Desde que começou a se interessar pelo acervo do Dops-PE, a pesquisadora e produtora Clarice Hoffman passou a achar histórias e relatos impressionantes sobre um Recife pouco lembrado, situado entre os anos entre 1930 e 1950. Neste sábado (16), a partir das 16h, no Museu da Cidade do Recife, ela explica um pouco a origem e o objetivo do site-acervo do projeto Obscuro Fichário dos Artistas Mundanos (obscurofichario.com.br), que revive esses documentos gerados pela paranoia política e burocrática do período do Estado Novo e além. No encontro, Clarice vai falar um pouco da convocatória para artistas que queiram criar novas obras através desse acervo do Dops-PE. Serão entre três e cinco trabalhos escolhidos, que podem ser agraciados com valores entre R$ 5 mil e R$ 10 mil.

O acervo é um velho conhecido dela. Há mais de dez anos, precisou ir atrás de documentos que estariam no Dops-PE e soube desses fichamentos, que focavam suas suspeitas especialmente em mulheres, artistas e estrangeiros. As 403 fichas encontradas, então, eram secretas por lei, mas Clarice já achava que elas eram valiosas: imaginava até encontrar algum registro da sua avó, que teria sido fichada pela polícia do varguismo. Só a partir de 2012, quando entrou em vigor a Lei de Acesso à Informação, ela pôde pensar em criar um projeto a partir desses documentos valiosos.

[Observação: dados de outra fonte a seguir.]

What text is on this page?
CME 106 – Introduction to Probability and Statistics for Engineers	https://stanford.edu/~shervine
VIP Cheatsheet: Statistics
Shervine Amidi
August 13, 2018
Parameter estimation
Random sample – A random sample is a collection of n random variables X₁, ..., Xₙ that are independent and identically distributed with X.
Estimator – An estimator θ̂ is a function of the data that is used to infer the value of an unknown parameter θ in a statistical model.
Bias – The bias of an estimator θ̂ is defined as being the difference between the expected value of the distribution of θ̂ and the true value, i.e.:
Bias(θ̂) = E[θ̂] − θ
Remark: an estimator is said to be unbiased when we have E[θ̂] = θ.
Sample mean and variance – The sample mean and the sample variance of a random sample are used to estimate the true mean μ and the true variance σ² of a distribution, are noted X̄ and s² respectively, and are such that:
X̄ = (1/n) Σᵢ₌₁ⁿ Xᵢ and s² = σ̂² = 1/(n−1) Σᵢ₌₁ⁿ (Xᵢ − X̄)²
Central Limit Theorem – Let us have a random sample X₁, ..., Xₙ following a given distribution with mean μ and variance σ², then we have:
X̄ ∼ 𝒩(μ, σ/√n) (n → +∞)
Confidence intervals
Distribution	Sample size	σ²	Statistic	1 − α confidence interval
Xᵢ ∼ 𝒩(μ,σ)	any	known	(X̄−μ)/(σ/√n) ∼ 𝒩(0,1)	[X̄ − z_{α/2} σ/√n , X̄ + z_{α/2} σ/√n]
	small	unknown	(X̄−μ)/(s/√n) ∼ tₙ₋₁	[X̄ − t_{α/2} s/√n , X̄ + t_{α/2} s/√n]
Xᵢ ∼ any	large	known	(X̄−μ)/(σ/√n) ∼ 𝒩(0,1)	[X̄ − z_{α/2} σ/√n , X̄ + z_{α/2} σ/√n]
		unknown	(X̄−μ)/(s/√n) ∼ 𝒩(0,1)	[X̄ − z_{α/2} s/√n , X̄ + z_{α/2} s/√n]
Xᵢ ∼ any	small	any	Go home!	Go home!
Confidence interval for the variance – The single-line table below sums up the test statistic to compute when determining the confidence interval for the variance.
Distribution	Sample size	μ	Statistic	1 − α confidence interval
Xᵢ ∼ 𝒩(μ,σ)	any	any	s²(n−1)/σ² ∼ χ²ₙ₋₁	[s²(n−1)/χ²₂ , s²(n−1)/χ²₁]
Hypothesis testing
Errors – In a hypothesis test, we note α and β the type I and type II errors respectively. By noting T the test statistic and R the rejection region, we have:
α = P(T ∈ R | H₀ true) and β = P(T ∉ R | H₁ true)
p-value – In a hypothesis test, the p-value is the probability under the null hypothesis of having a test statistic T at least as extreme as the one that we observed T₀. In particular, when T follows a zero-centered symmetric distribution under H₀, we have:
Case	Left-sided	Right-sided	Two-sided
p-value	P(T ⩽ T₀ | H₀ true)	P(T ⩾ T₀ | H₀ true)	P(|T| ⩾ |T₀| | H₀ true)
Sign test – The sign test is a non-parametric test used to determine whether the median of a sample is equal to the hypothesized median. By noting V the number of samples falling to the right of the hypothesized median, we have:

“Ao sistematizar as fichas, notei que elas formavam um acervo das artes e da diversão no Recife entre 1934 e 1958, uma parte muito pouco conhecida – ou, melhor, muito pouco lembrada. Eu imaginava, por exemplo, que o centro do Recife tinha sido sempre meio decadente, mas ele era um espaço de muito luxo”, explica Clarice. “No relatórios de campana, quando alguém era seguido e vigiado, você termina tendo uma descrição da cidade que é incrível.”

O mais interessante é que, ao mirar os artistas (acrobatas, músicos, dançarinos), os estrangeiros e as mulheres (60% das fichas são sobre elas), o Dops-PE mostra o que o poder estranhava. “É um fichário feito de uma forma obscura, daí vem nome. Você nota o clima de controle da polícia. Hoje a gente vê que aquele registro mostra quem se confrontava com o poder, quem questionava os padrões de comportamento”, analisa Clarice.

Como alerta o professor Durval Muniz de Albuquerque Júnior, um acervo como esse “nos permite visualizar que corpos e que espaços, que nomes e que práticas, que discursos e que ideias metiam medo, causavam suspeitas entre aqueles que compunham as elites econômica, política e intelectual de cada período”. Além disso, o Obscuro Fichário permite criar cartografias do Recife distinguem das visões hegemônicas, como o Guia Prático, Histórico e Sentimental da Cidade do Recife, de Gilberto Freyre – é por isso que existem vários mapas, que mostram o roteiro das delícias, da paranoia, das artes e do nomadismo. Em alguns casos, a história oficial e os documentos obscuros se entrecruzam, como no caso da bailarina Mamah Felicie Abou, que também participou do 1º Congresso Afro-Brasileiro, organizado por Freyre.